J’ai pu assister hier soir aux 10 premiers défilés de nos créateurs locaux participant à la Tahiti Fashion Week créée et managée par mon talentueux ami de longue date le styliste Alberto V. En soi c’est un tour de force, quand on connait la petitesse de notre territoire, de pouvoir fédérer depuis 6 ans autant de compétences locales qui ont enfin l’occasion de faire découvrir au reste du monde l’étendue de leur savoir-faire. Qu’ils soient confirmés ou novices il est remarquable de constater que l’imagination a dans notre Fenua aussi un terreau absolument fertile. Des carrières et des vocations naissent grâce à cet événement.

Pendant 3 jours des personnalités internationales et des représentants d’agence de presse ou de médias de plusieurs pays vont assurer une couverture médiatique qui peut par bonheur s’éloigner de la simple carte postale plage et cocotiers ou du « mythe du bon sauvage », pour illustrer à quel point le talent des polynésiens existe là où on ne l’y attendait sans doute pas.

Aussi à moins de vivre dans une grotte coupée du monde, tout responsable d’un quelconque service public tant au niveau municipal que gouvernemental a au moins partiellement conscience des enjeux que représente cet événement en termes d’image et au-delà.

Sur la communication de cette Tahiti Fashion Week j’ai bien remarqué certains logos officiels ce qui prouve donc que les autorités du pays, ou en tout cas certaines, ne s’y trompent pas. Cependant, et « comme d’habitude » j’ai envie de dire, à l’échelle pourtant d’un micro pays comme le notre cela manque d’une coordination rationnelle entre les uns et les autres.

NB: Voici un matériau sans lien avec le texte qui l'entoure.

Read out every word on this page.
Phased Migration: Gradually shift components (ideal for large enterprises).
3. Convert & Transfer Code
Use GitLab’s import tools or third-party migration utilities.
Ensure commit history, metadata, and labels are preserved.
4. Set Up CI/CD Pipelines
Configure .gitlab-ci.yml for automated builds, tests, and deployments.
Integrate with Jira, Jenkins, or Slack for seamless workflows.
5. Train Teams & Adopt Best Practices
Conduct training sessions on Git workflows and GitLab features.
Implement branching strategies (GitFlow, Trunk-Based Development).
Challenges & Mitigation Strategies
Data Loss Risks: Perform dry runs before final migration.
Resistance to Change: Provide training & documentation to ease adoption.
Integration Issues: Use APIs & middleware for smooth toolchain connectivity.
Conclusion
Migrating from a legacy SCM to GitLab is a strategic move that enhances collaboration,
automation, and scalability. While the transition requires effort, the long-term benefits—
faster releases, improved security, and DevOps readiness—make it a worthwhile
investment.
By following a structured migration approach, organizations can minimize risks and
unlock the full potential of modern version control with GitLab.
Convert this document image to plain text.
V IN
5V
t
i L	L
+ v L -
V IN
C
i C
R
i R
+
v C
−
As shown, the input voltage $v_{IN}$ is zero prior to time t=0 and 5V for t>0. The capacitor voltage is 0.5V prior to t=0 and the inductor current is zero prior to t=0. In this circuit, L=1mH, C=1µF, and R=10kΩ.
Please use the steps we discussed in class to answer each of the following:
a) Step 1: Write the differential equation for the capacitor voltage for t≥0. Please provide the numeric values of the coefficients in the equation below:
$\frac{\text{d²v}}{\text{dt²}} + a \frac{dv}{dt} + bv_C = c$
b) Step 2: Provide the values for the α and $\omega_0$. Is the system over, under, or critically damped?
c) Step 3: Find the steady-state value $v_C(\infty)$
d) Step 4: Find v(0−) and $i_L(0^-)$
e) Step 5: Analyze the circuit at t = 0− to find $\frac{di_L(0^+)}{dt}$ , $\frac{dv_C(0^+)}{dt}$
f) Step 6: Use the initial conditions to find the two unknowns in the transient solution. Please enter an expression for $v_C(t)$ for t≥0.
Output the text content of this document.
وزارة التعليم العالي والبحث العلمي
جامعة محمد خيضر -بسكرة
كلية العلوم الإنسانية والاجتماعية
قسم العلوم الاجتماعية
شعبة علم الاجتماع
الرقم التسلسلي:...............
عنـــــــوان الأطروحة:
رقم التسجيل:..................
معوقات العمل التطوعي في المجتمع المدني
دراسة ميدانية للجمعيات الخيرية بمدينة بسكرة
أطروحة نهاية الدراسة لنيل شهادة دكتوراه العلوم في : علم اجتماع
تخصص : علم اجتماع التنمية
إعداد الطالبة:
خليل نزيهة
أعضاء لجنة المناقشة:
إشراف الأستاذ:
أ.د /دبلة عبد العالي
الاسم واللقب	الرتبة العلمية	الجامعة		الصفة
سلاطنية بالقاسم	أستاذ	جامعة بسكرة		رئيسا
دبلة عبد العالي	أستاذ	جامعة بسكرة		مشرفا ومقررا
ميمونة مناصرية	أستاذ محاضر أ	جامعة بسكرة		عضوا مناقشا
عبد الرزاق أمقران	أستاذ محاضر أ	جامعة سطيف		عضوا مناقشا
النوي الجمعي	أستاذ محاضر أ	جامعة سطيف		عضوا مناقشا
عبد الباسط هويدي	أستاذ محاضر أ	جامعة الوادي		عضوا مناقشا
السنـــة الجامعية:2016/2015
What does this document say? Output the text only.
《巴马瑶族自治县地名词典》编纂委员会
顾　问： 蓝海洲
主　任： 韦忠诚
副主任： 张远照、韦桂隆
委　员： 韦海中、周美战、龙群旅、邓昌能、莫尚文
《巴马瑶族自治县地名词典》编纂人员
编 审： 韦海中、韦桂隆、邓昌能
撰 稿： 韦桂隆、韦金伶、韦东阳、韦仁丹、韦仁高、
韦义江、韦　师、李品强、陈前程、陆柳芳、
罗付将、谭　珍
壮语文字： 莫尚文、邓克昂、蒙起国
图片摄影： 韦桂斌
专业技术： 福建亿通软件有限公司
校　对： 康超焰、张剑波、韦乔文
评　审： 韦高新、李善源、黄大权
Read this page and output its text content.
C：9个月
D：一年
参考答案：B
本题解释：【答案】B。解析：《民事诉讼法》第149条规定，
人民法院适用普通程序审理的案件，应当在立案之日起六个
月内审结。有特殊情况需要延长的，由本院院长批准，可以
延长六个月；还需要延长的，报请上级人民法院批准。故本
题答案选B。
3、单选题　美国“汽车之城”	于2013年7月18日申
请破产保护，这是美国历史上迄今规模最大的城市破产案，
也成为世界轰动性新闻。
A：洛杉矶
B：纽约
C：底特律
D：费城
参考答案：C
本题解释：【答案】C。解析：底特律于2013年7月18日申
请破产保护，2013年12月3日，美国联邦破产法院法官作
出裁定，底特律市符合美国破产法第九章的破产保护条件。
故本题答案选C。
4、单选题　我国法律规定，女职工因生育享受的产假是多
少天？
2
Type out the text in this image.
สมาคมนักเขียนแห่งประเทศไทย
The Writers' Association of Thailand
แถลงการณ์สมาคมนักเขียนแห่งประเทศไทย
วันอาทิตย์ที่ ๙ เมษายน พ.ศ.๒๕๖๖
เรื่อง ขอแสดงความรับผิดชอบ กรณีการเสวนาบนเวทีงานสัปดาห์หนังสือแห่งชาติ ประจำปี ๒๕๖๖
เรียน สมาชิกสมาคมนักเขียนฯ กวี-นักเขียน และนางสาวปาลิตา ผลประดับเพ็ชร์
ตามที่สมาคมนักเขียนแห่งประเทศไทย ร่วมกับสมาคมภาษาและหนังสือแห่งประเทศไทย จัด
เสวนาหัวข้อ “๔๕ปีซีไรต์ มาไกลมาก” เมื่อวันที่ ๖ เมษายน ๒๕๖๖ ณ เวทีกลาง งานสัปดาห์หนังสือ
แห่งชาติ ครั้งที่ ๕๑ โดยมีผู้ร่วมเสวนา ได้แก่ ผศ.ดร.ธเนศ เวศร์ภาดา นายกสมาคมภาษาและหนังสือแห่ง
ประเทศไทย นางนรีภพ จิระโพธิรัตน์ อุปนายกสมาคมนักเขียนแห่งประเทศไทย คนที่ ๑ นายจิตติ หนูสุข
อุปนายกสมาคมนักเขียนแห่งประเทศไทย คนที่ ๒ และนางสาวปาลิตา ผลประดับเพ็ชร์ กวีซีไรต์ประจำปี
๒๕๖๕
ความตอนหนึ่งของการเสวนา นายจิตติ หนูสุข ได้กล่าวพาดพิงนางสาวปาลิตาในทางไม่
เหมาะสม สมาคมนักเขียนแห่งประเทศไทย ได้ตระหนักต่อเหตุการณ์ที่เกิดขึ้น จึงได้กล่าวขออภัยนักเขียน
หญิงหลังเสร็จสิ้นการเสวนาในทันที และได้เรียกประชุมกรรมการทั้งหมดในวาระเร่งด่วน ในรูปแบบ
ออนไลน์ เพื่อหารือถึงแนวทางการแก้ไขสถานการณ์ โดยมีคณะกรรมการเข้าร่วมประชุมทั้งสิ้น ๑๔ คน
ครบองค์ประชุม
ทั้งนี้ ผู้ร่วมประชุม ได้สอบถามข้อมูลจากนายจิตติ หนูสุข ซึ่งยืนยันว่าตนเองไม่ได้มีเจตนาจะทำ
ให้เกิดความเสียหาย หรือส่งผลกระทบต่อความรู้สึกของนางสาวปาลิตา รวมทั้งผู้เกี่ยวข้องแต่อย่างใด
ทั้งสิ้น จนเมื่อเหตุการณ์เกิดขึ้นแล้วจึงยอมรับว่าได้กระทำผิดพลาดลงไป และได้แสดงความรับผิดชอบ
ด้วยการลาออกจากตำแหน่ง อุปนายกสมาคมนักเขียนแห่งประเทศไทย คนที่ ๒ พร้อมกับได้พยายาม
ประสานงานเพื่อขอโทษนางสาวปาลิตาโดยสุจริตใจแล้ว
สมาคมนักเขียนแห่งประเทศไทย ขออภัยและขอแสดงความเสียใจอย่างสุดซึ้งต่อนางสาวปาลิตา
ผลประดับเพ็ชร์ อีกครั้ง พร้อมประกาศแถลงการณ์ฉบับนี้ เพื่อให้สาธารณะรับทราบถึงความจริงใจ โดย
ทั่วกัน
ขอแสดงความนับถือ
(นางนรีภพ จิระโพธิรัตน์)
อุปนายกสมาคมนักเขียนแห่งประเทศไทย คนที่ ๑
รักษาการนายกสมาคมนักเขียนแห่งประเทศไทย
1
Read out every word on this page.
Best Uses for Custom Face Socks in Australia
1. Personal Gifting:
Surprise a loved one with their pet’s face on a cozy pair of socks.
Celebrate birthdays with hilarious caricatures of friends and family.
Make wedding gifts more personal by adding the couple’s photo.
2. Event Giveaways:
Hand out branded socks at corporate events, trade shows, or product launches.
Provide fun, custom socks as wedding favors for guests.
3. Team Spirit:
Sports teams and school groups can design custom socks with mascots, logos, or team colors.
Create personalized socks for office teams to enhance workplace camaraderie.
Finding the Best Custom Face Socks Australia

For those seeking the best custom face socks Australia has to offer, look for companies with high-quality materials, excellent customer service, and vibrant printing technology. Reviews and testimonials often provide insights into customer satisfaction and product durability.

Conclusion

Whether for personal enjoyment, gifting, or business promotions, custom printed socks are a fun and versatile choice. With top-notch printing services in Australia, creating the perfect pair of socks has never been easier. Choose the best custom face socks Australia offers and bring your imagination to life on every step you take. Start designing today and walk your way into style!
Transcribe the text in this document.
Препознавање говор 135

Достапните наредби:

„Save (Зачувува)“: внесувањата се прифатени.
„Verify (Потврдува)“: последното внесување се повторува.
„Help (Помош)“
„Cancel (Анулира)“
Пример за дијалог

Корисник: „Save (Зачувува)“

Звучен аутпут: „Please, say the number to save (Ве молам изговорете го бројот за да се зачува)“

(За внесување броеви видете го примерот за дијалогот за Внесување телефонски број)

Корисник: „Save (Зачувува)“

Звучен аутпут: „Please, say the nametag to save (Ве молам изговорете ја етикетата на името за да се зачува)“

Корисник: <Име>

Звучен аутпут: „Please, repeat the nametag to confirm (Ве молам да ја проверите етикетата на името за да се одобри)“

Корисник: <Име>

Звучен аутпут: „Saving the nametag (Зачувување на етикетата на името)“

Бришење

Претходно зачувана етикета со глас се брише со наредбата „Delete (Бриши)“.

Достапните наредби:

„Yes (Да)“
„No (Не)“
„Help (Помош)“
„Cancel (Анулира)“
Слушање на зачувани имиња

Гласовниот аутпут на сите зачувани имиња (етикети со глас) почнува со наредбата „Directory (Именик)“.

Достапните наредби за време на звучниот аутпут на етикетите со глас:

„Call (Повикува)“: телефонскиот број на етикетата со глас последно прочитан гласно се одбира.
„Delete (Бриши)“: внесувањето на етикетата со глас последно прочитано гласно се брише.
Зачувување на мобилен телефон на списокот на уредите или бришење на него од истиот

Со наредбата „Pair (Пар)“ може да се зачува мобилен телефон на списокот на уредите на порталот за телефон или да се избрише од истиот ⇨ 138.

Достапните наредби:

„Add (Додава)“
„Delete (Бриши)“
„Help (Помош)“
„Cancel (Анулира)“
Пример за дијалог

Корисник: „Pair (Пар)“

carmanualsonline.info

Poubelles dégoulinantes et nauséabondes non ramassées juste à côté de l’entrée des jardins de l’Assemblée, pas un agent de police municipale pour faire bonne figure et sécuriser une rue qui va connaître un flux de piétons bien plus dense que d’habitude et qui fatalement vont marcher sur la chaussée puisque un trottoir sur deux est impraticable. Et le pompon, je vous le donne en mille, au moment où le show démarre, à 19h d’énormes engins de chantiers arrivent en cortège rue Dumont d’Urville avec gyrophares oranges puissants allumés et se postent précisément en face du podium de défilé et entament par intermittence des travaux de gros œuvre. Un case couvrait parfois la musique tant il créait du ramdam en creusant.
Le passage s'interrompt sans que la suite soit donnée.